成功した。否、それ以上の成果が得られた。
全人類均一化計画の答えはここにあったのだ。
全人類が人格を均一化させた所で、何の解決にもならない。
だが全人類にある人格を与えてみればどうだろうか?
同じ人格同士であればいざこざが起きても直ぐに解決できる。
私の人格を、全人類に植え付けるのだ。それで全て救われる、何故こんな事に気付かなかったんだろう?
私は縁の少ない人間を集めては実験し、少しずつ『私』を作り上げていく。
そして今、私の前に『俺』が現れた。


☆最終回★『全人類均一化計画』

俺の目の前に俺が居る。
暗闇の中、俺が俺を覗き込んでいる。

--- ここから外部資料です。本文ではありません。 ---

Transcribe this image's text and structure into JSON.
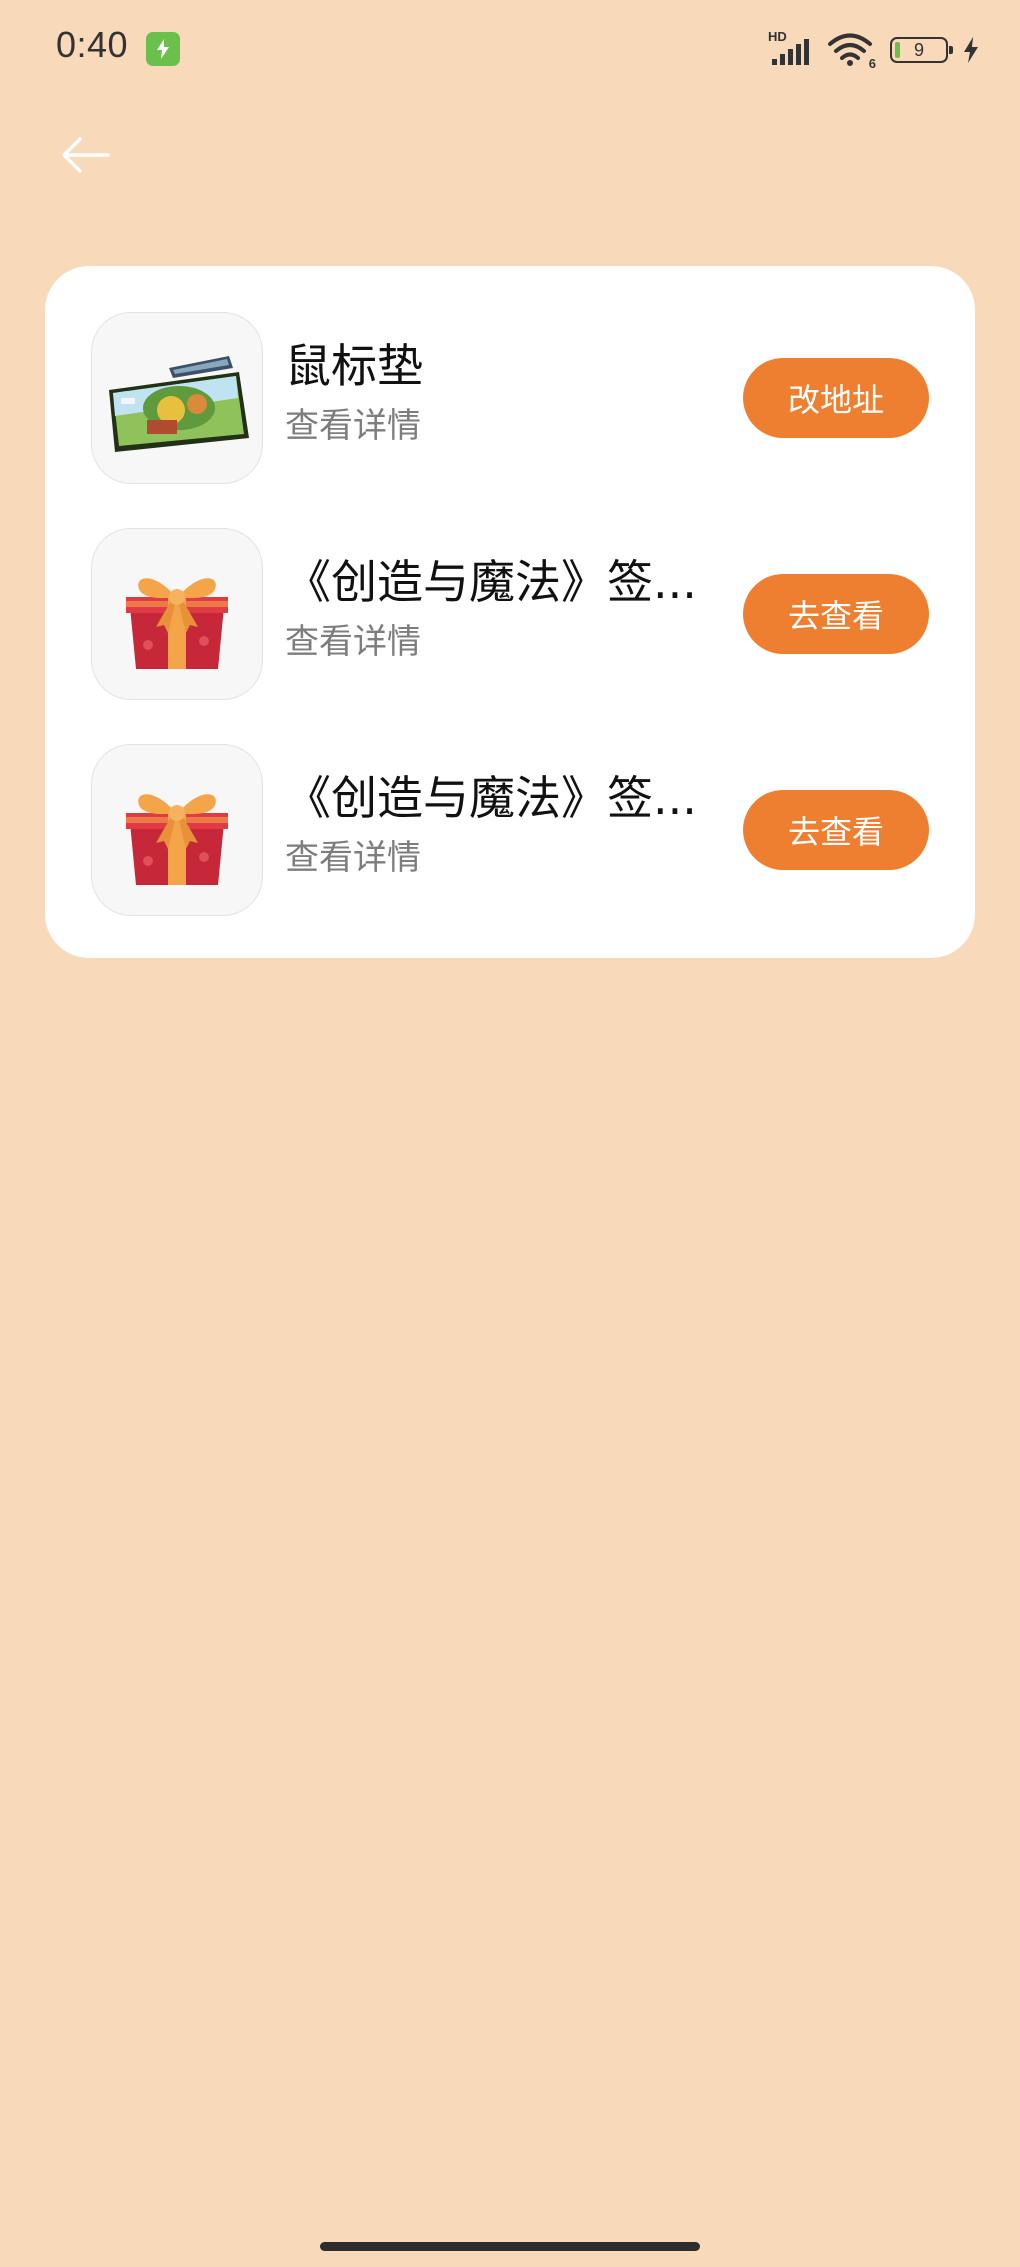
{
  "status_bar": {
    "time": "0:40",
    "network_label": "HD",
    "wifi_label": "6",
    "battery_level": "9",
    "battery_fraction": 0.09
  },
  "back": {
    "icon": "arrow-left-icon"
  },
  "items": [
    {
      "title": "鼠标垫",
      "subtitle": "查看详情",
      "button": "改地址",
      "thumb_icon": "mousepad-image"
    },
    {
      "title": "《创造与魔法》签...",
      "subtitle": "查看详情",
      "button": "去查看",
      "thumb_icon": "gift-box-icon"
    },
    {
      "title": "《创造与魔法》签...",
      "subtitle": "查看详情",
      "button": "去查看",
      "thumb_icon": "gift-box-icon"
    }
  ],
  "colors": {
    "background": "#f8d9b9",
    "accent": "#ef7f30",
    "card": "#ffffff"
  }
}
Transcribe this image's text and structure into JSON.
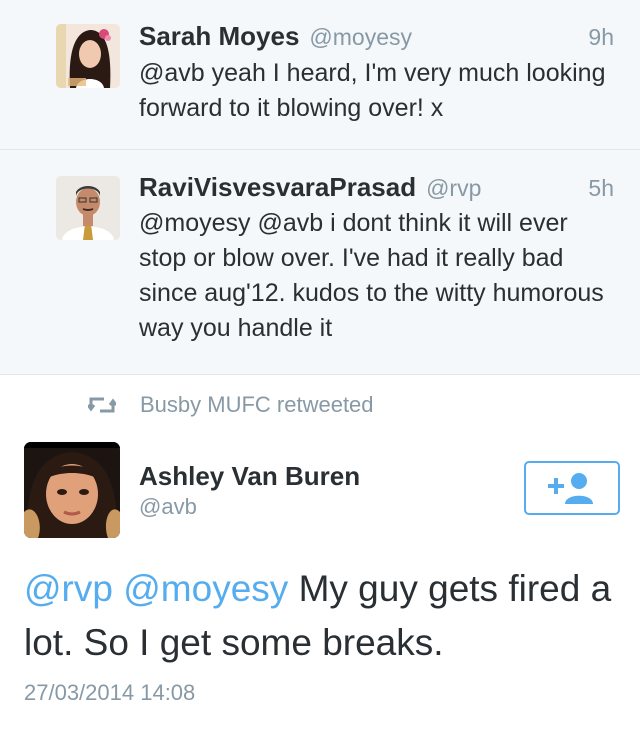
{
  "replies": [
    {
      "name": "Sarah Moyes",
      "handle": "@moyesy",
      "time": "9h",
      "text": "@avb yeah I heard, I'm very much looking forward to it blowing over! x"
    },
    {
      "name": "RaviVisvesvaraPrasad",
      "handle": "@rvp",
      "time": "5h",
      "text": "@moyesy @avb i dont think it will ever stop or blow over. I've had it really bad since aug'12. kudos to the witty humorous way you handle it"
    }
  ],
  "retweet_label": "Busby MUFC retweeted",
  "main_tweet": {
    "name": "Ashley Van Buren",
    "handle": "@avb",
    "mention1": "@rvp",
    "mention2": "@moyesy",
    "text": "My guy gets fired a lot. So I get some breaks.",
    "timestamp": "27/03/2014 14:08"
  },
  "icons": {
    "retweet": "retweet-icon",
    "follow": "add-user-icon"
  },
  "colors": {
    "accent": "#55acee",
    "muted": "#8899a6",
    "text": "#292f33",
    "reply_bg": "#f5f8fa"
  }
}
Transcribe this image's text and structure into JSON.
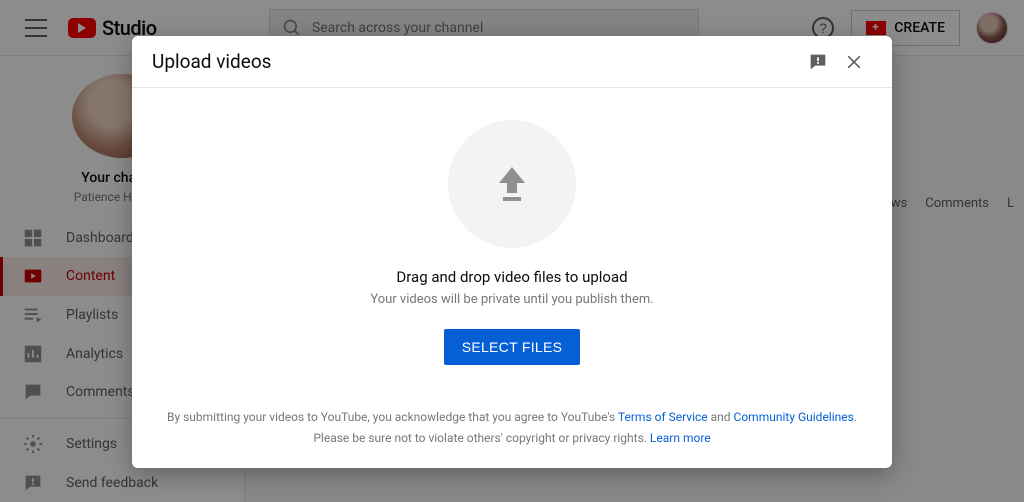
{
  "header": {
    "logo_text": "Studio",
    "search_placeholder": "Search across your channel",
    "create_label": "CREATE"
  },
  "sidebar": {
    "channel_title": "Your channel",
    "channel_subtitle": "Patience Hurlburt-",
    "items": [
      {
        "label": "Dashboard",
        "icon": "dashboard-icon",
        "active": false
      },
      {
        "label": "Content",
        "icon": "content-icon",
        "active": true
      },
      {
        "label": "Playlists",
        "icon": "playlists-icon",
        "active": false
      },
      {
        "label": "Analytics",
        "icon": "analytics-icon",
        "active": false
      },
      {
        "label": "Comments",
        "icon": "comments-icon",
        "active": false
      }
    ],
    "footer_items": [
      {
        "label": "Settings",
        "icon": "gear-icon"
      },
      {
        "label": "Send feedback",
        "icon": "feedback-icon"
      }
    ]
  },
  "content": {
    "columns": [
      "Views",
      "Comments",
      "L"
    ]
  },
  "modal": {
    "title": "Upload videos",
    "drop_title": "Drag and drop video files to upload",
    "drop_subtitle": "Your videos will be private until you publish them.",
    "select_button": "SELECT FILES",
    "footer_1a": "By submitting your videos to YouTube, you acknowledge that you agree to YouTube's ",
    "tos": "Terms of Service",
    "and": " and ",
    "guidelines": "Community Guidelines",
    "period": ".",
    "footer_2a": "Please be sure not to violate others' copyright or privacy rights. ",
    "learn_more": "Learn more"
  }
}
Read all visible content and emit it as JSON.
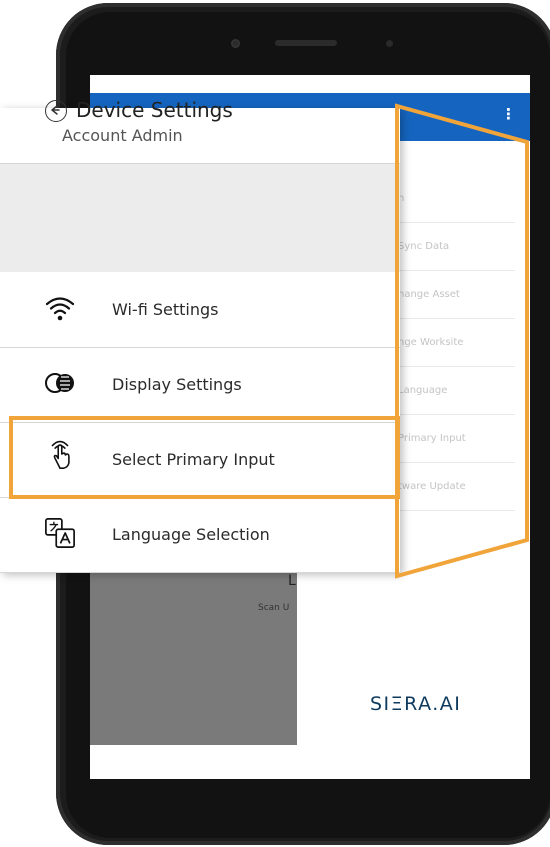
{
  "drawer": {
    "account_label": "Account Admin",
    "header_title": "Device Settings",
    "items": [
      {
        "label": "Wi-fi Settings",
        "icon": "wifi-icon"
      },
      {
        "label": "Display Settings",
        "icon": "contrast-icon"
      },
      {
        "label": "Select Primary Input",
        "icon": "touch-input-icon"
      },
      {
        "label": "Language Selection",
        "icon": "translate-icon"
      }
    ]
  },
  "background_menu": {
    "items": [
      "n",
      "Sync Data",
      "nange Asset",
      "nge Worksite",
      "Language",
      "Primary Input",
      "tware Update"
    ]
  },
  "background": {
    "scan_heading": "L",
    "scan_text": "Scan U",
    "logo": "SIΞRA.AI"
  },
  "colors": {
    "app_bar": "#1565c0",
    "highlight": "#f0a43a"
  }
}
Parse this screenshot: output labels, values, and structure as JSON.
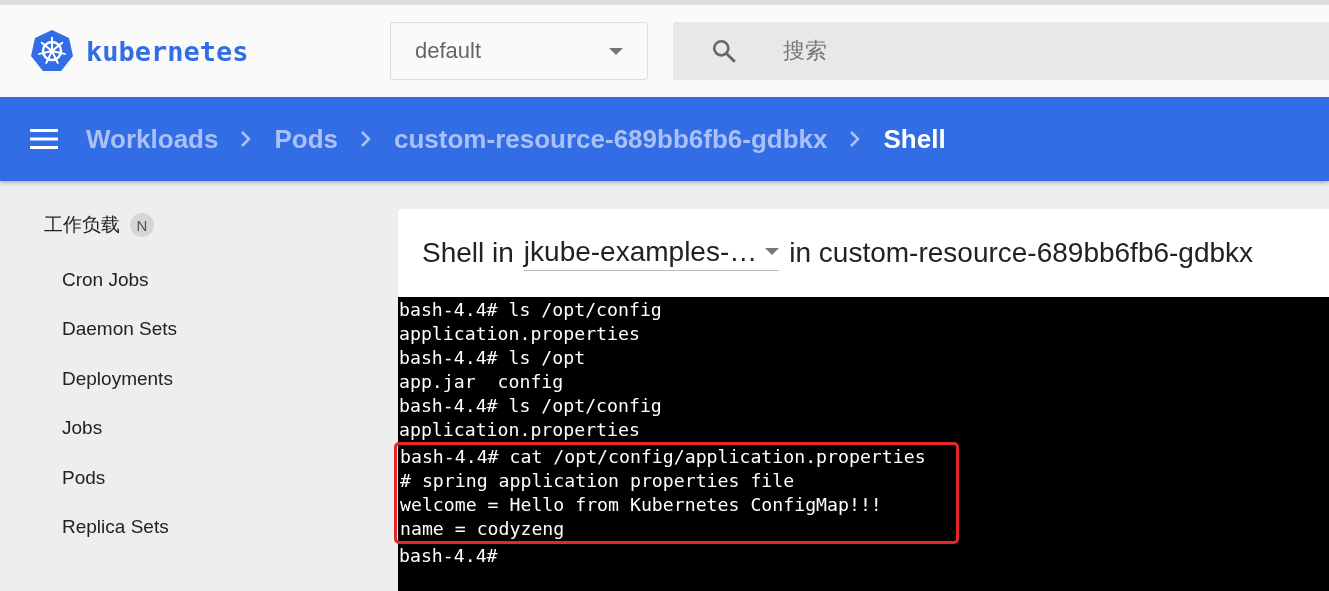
{
  "header": {
    "logo_text": "kubernetes",
    "namespace": {
      "value": "default"
    },
    "search": {
      "placeholder": "搜索"
    }
  },
  "breadcrumbs": [
    {
      "label": "Workloads",
      "current": false
    },
    {
      "label": "Pods",
      "current": false
    },
    {
      "label": "custom-resource-689bb6fb6-gdbkx",
      "current": false
    },
    {
      "label": "Shell",
      "current": true
    }
  ],
  "sidebar": {
    "section": {
      "label": "工作负载",
      "badge": "N"
    },
    "items": [
      "Cron Jobs",
      "Daemon Sets",
      "Deployments",
      "Jobs",
      "Pods",
      "Replica Sets"
    ]
  },
  "shell": {
    "prefix": "Shell in",
    "container": "jkube-examples-…",
    "suffix": "in custom-resource-689bb6fb6-gdbkx",
    "lines": [
      {
        "text": "bash-4.4# ls /opt/config",
        "highlighted": false
      },
      {
        "text": "application.properties",
        "highlighted": false
      },
      {
        "text": "bash-4.4# ls /opt",
        "highlighted": false
      },
      {
        "text": "app.jar  config",
        "highlighted": false
      },
      {
        "text": "bash-4.4# ls /opt/config",
        "highlighted": false
      },
      {
        "text": "application.properties",
        "highlighted": false
      },
      {
        "text": "bash-4.4# cat /opt/config/application.properties",
        "highlighted": true
      },
      {
        "text": "# spring application properties file",
        "highlighted": true
      },
      {
        "text": "welcome = Hello from Kubernetes ConfigMap!!!",
        "highlighted": true
      },
      {
        "text": "name = codyzeng",
        "highlighted": true
      },
      {
        "text": "bash-4.4#",
        "highlighted": false
      }
    ]
  }
}
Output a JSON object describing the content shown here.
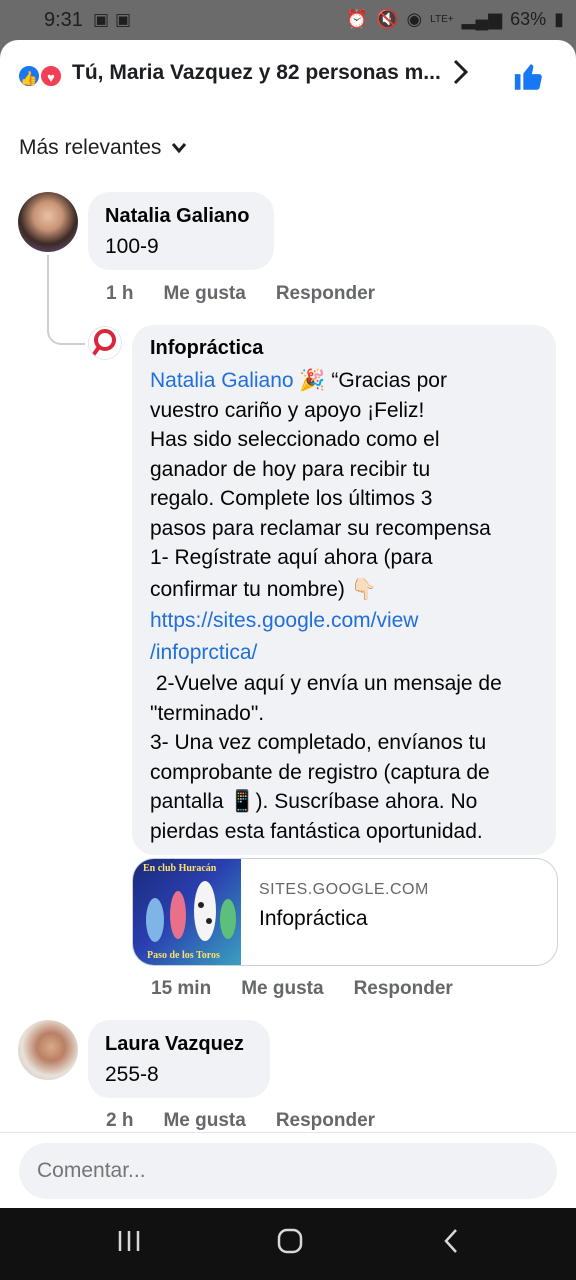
{
  "status": {
    "time": "9:31",
    "battery": "63%",
    "network": "LTE+"
  },
  "reactions": {
    "summary": "Tú, Maria Vazquez y 82 personas m...",
    "icons": [
      "like-icon",
      "love-icon"
    ]
  },
  "sort": {
    "label": "Más relevantes"
  },
  "comments": [
    {
      "author": "Natalia Galiano",
      "text": "100-9",
      "time": "1 h",
      "like": "Me gusta",
      "reply": "Responder"
    },
    {
      "author": "Infopráctica",
      "mention": "Natalia Galiano",
      "lines": [
        "vuestro cariño y apoyo ¡Feliz!",
        "Has sido seleccionado como el",
        "ganador de hoy para recibir tu",
        "regalo. Complete los últimos 3",
        "pasos para reclamar su recompensa",
        "1- Regístrate aquí ahora (para"
      ],
      "line_after_mention": " 🎉 “Gracias por",
      "line_confirm": "confirmar tu nombre) 👇🏻",
      "url_line1": "https://sites.google.com/view",
      "url_line2": "/infoprctica/",
      "lines2": [
        " 2-Vuelve aquí y envía un mensaje de",
        "\"terminado\".",
        "3- Una vez completado, envíanos tu",
        "comprobante de registro (captura de",
        "pantalla 📱). Suscríbase ahora. No",
        "pierdas esta fantástica oportunidad."
      ],
      "link_card": {
        "domain": "SITES.GOOGLE.COM",
        "title": "Infopráctica",
        "thumb_top": "En club Huracán",
        "thumb_bottom": "Paso de los Toros"
      },
      "time": "15 min",
      "like": "Me gusta",
      "reply": "Responder"
    },
    {
      "author": "Laura Vazquez",
      "text": "255-8",
      "time": "2 h",
      "like": "Me gusta",
      "reply": "Responder"
    }
  ],
  "composer": {
    "placeholder": "Comentar..."
  },
  "colors": {
    "accent": "#1877f2",
    "link": "#216fdb",
    "bubble": "#f0f2f5",
    "meta": "#65676b"
  }
}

俺が今までの人生で一度も浮かべた事の無い笑みを浮かべながらこちらへ近づいてくる。
やめろ、やめろ!来るな来るな!
叫ぶ俺を俺が嘲笑しながら近付いてくる。
俺は逃げたいけれど、暗闇が足を隠してしまったせいで足掻く事が出来ない。
抵抗しようと拳に力を込めようとしたけど、暗闇が手を隠してしまったせいで命乞いさえ出来ない。
俺に許されたのは悲鳴を上げる事だけだアアアアアアアアアアアアアアアアアアアアアアアアアアア!!!
俺の目の前に俺が立つウウウウウウウウウウウウ!!!
俺は瞳を震わせながら、嘲笑する俺を見て見つめて向こうも見つめ返して……その目が溶けたアアアアアアアアアアアアアアアアアアアアアアアアアアア!!
ドロリドロリと俺の体が、顔が全てが無くなっていくウウウウウウウウウウウウウウウウウウウウウウウウウウウ!
そして俺はアアアアアアアアアアアアアアアアアアアアアアアアアアアアアアアアアアアア!!
アアアアアアアアアアアアアアアアアア消える消える俺が消える消えて消えて消えていく俺が俺が俺がいなくなっていくウウウウウウウウウウウウ何処だ俺は何処だ私は何処だ私は何処にいるウウウウウウウウウウウウウウウウウウウウウウウウ俺は私は今アアアアアアアアアアアアアアアアアアアアアアアアアアアアアアアアアアア私がアアアアアアアアア私が悲鳴と共に生まれるウウウウウウウウウウウウウウウウウウウウウウウウウウウウウウ!!!
ヤメテヤメテヤメテエエエエ俺を消さないでエエエエエエエエエエエエエエエエエエエエエエエエエエエエエエエエエエエエエエエエエエエエエエエエエエエエエエエエアアアアアアアアアアアアアアアアアアアアアアアアアアアアアアアアアアアアアアアアアアアアア!!


〜エピローグ〜

そして、私は部屋の扉を開け、誰もいない部屋を確認してから扉を閉める。
私は私の体を少し触り、その感触を確かめ、笑みを浮かべる。
そうだ私は……私が人類を均一化させ幸せにする。
この全人類均一化計画(皆私に染まる計画)なら全人類を幸せに出来る!
女帝よ、待っていたまえ!
貴方の憤怒はもはや誰も傷付けない!皆貴方を慕い、皆貴方の為に生きるのだから!
全ての他者の人生は貴方がハッピーエンドになる物語のための劇中劇でしかない!
女帝よ、笑みを湛えて待ちたまえ!
貴方の幸せはすぐそこにあるのだから!





『怪力乱神劇中劇』の帳はここに降りる。